I've reverse engineered them based on looking through the source code of both this space and VideoChain API. From what I gather it's supposed to be done with a base sdxl model.
For example, here's the modern american comic style:
Positive: beautiful, intricate details, modern american comic about {prompt}, digital color comicbook style, award winning, high resolution
Negative: watermark, copyright, blurry, low quality, ugly
Yet, when I try it on stable diffusion XL, my results are markedly worse, less in line with the style. The first image shows my local generation made with ClipDrop, the second is one I've made with Comic Factory.
Other styles are similarly worse.
Am I missing something?
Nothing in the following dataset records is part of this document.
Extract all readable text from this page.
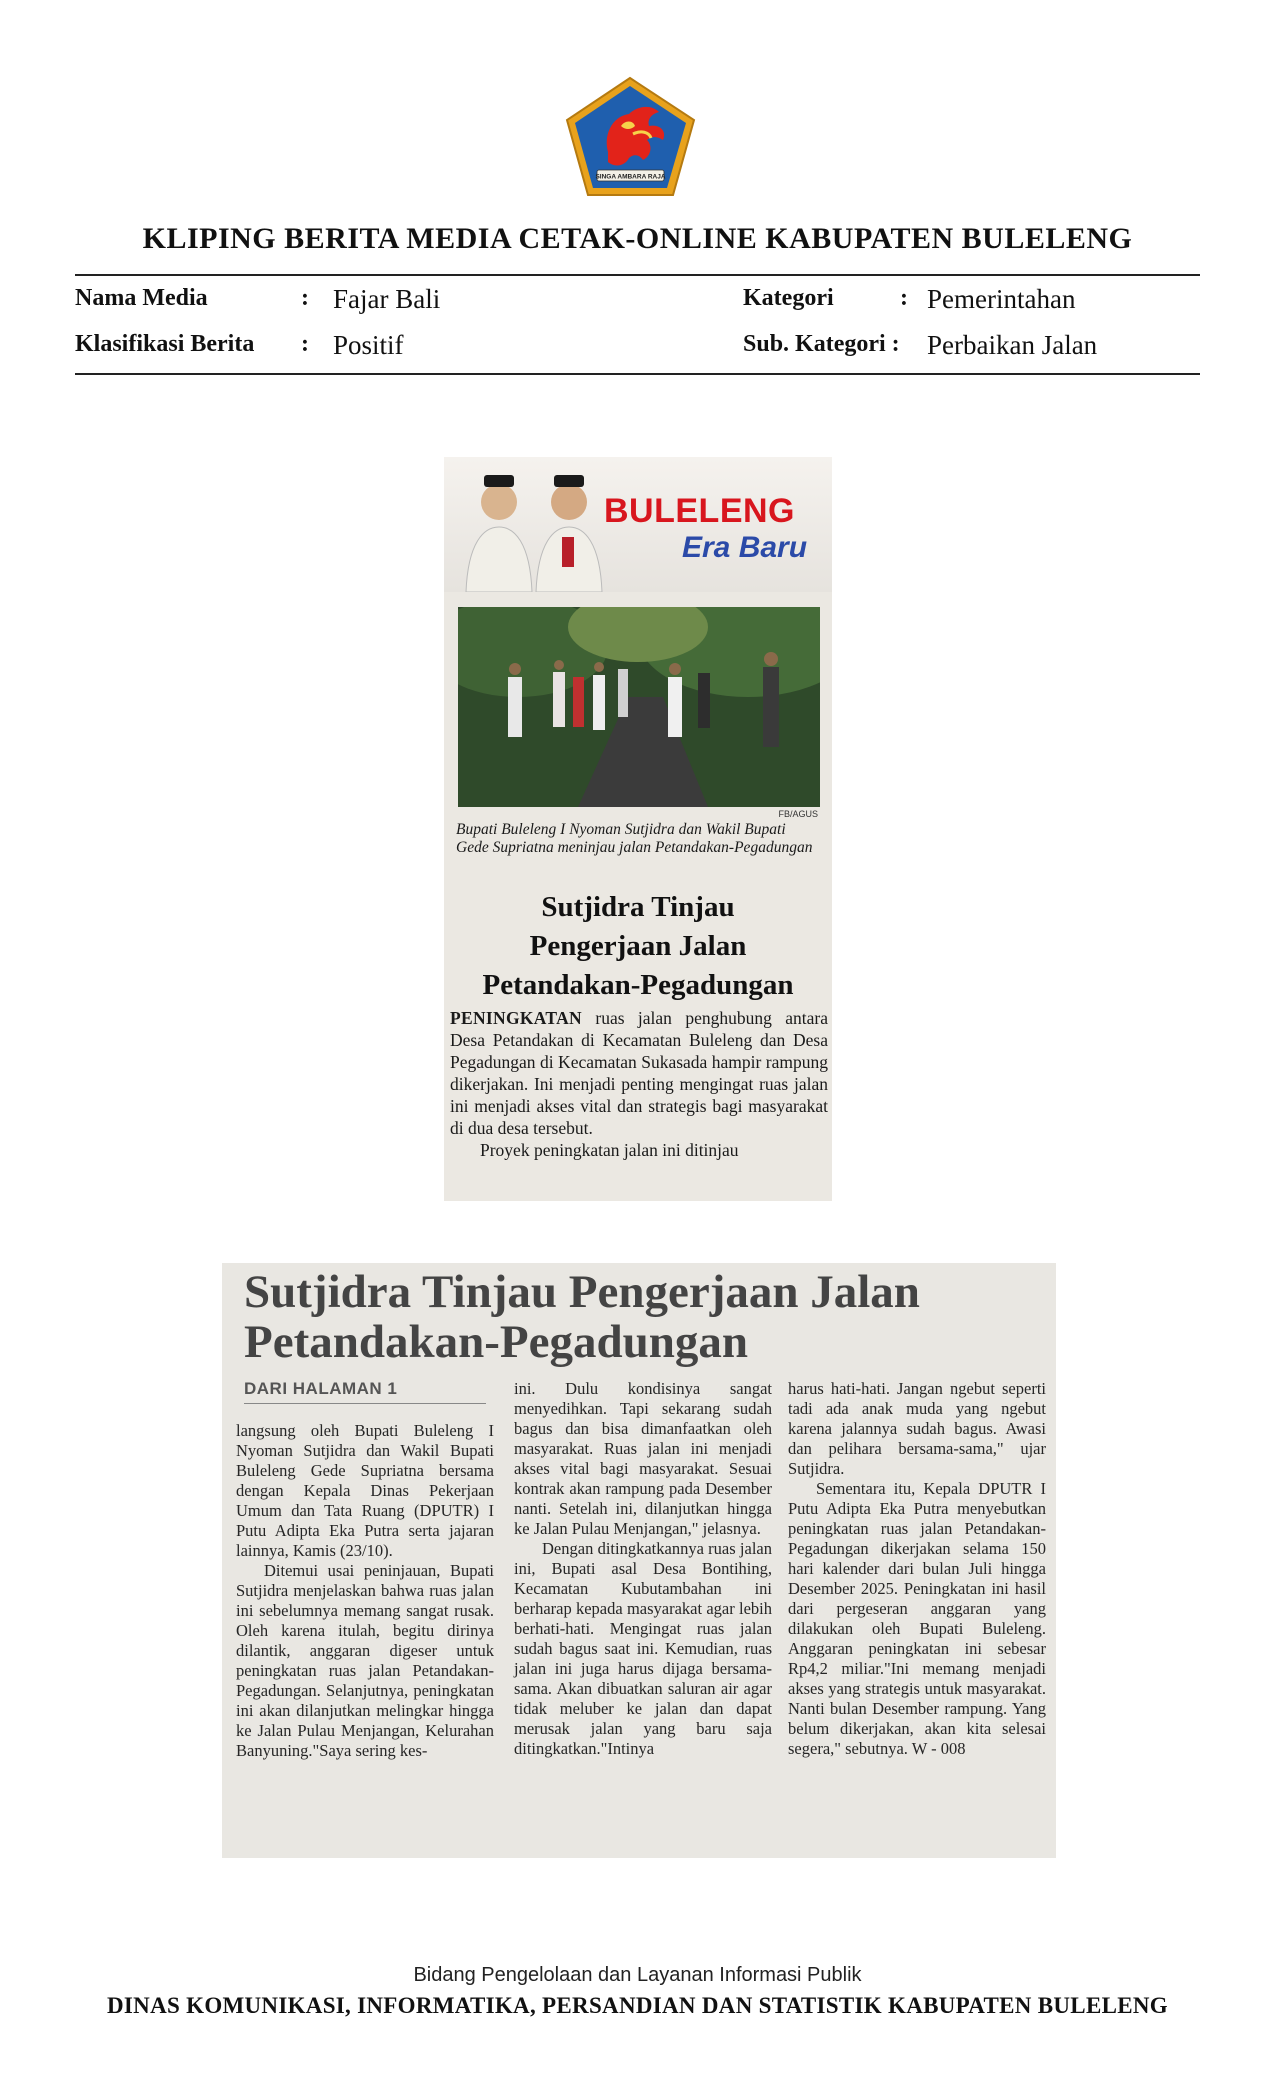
SINGA AMBARA RAJA
KLIPING BERITA MEDIA CETAK-ONLINE KABUPATEN BULELENG
Nama Media	: Fajar Bali
Klasifikasi Berita : Positif
Kategori	: Pemerintahan
Sub. Kategori : Perbaikan Jalan
BULELENG
Era Baru
FB/AGUS
Bupati Buleleng I Nyoman Sutjidra dan Wakil Bupati Gede Supriatna meninjau jalan Petandakan-Pegadungan
Sutjidra Tinjau
Pengerjaan Jalan
Petandakan-Pegadungan

PENINGKATAN ruas jalan penghubung antara Desa Petandakan di Kecamatan Buleleng dan Desa Pegadungan di Kecamatan Sukasada hampir rampung dikerjakan. Ini menjadi penting mengingat ruas jalan ini menjadi akses vital dan strategis bagi masyarakat di dua desa tersebut.

Proyek peningkatan jalan ini ditinjau

Sutjidra Tinjau Pengerjaan Jalan
Petandakan-Pegadungan
DARI HALAMAN 1

langsung oleh Bupati Buleleng I Nyoman Sutjidra dan Wakil Bupati Buleleng Gede Supriatna bersama dengan Kepala Dinas Pekerjaan Umum dan Tata Ruang (DPUTR) I Putu Adipta Eka Putra serta jajaran lainnya, Kamis (23/10).

Ditemui usai peninjauan, Bupati Sutjidra menjelaskan bahwa ruas jalan ini sebelumnya memang sangat rusak. Oleh karena itulah, begitu dirinya dilantik, anggaran digeser untuk peningkatan ruas jalan Petandakan-Pegadungan. Selanjutnya, peningkatan ini akan dilanjutkan melingkar hingga ke Jalan Pulau Menjangan, Kelurahan Banyuning."Saya sering kes-

ini. Dulu kondisinya sangat menyedihkan. Tapi sekarang sudah bagus dan bisa dimanfaatkan oleh masyarakat. Ruas jalan ini menjadi akses vital bagi masyarakat. Sesuai kontrak akan rampung pada Desember nanti. Setelah ini, dilanjutkan hingga ke Jalan Pulau Menjangan," jelasnya.

Dengan ditingkatkannya ruas jalan ini, Bupati asal Desa Bontihing, Kecamatan Kubutambahan ini berharap kepada masyarakat agar lebih berhati-hati. Mengingat ruas jalan sudah bagus saat ini. Kemudian, ruas jalan ini juga harus dijaga bersama-sama. Akan dibuatkan saluran air agar tidak meluber ke jalan dan dapat merusak jalan yang baru saja ditingkatkan."Intinya

harus hati-hati. Jangan ngebut seperti tadi ada anak muda yang ngebut karena jalannya sudah bagus. Awasi dan pelihara bersama-sama," ujar Sutjidra.

Sementara itu, Kepala DPUTR I Putu Adipta Eka Putra menyebutkan peningkatan ruas jalan Petandakan-Pegadungan dikerjakan selama 150 hari kalender dari bulan Juli hingga Desember 2025. Peningkatan ini hasil dari pergeseran anggaran yang dilakukan oleh Bupati Buleleng. Anggaran peningkatan ini sebesar Rp4,2 miliar."Ini memang menjadi akses yang strategis untuk masyarakat. Nanti bulan Desember rampung. Yang belum dikerjakan, akan kita selesai segera," sebutnya. W - 008

Bidang Pengelolaan dan Layanan Informasi Publik
DINAS KOMUNIKASI, INFORMATIKA, PERSANDIAN DAN STATISTIK KABUPATEN BULELENG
Is this using a custom model somehow?
Hello,
well they both looks pretty nice to be honest!
Now, regarding the differences there could be multiple causes:
my implementation crops the prompt (see my post about how the prompt is constructed), but still it is possible that sometimes some words that are after the user prompt are cropped, leading to different results
my SDXL code always add the following keywords:
positive = "beautiful", "intricate details" + prompt + "award winning", "high resolution"
negative = "watermark", "copyright", "blurry", "low quality", "ugly"
it's something I did a long time ago back in July, and I forgot to remove it
(ideally I would prefer to put those keywords in the client/frontend app - I've added a note to remind myself of refactoring that)for the minor differences around edges and lines, maybe it is cuased by different settings in the SDXL parameters
Here's what I use:
const rawResponse = (await api.predict("/run", [
positive, // string in 'Prompt' Textbox component
negative, // string in 'Negative prompt' Textbox component
positive, // string in 'Prompt 2' Textbox component
negative, // string in 'Negative prompt 2' Textbox component
true, // boolean in 'Use negative prompt' Checkbox component
false, // boolean in 'Use prompt 2' Checkbox component
false, // boolean in 'Use negative prompt 2' Checkbox component
seed, // number (numeric value between 0 and 2147483647) in 'Seed' Slider component
width, // number (numeric value between 256 and 1024) in 'Width' Slider component
height, // number (numeric value between 256 and 1024) in 'Height' Slider component
8, // number (numeric value between 1 and 20) in 'Guidance scale for base' Slider component
8, // number (numeric value between 1 and 20) in 'Guidance scale for refiner' Slider component
nbSteps, // number (numeric value between 10 and 100) in 'Number of inference steps for base' Slider component
nbSteps, // number (numeric value between 10 and 100) in 'Number of inference steps for refiner' Slider component
true, // boolean in 'Apply refiner' Checkbox component,
secretToken
])) as any
For reference the SDXL server I use is: https://huggingface.co/spaces/hysts/SD-XL
I still can't recreate the exact styles, but I guess it's close enough. High res upscale seems to give a much cleaner image, I also recommend increasing the step count significantly. Though I still wonder what leads to the palpable difference.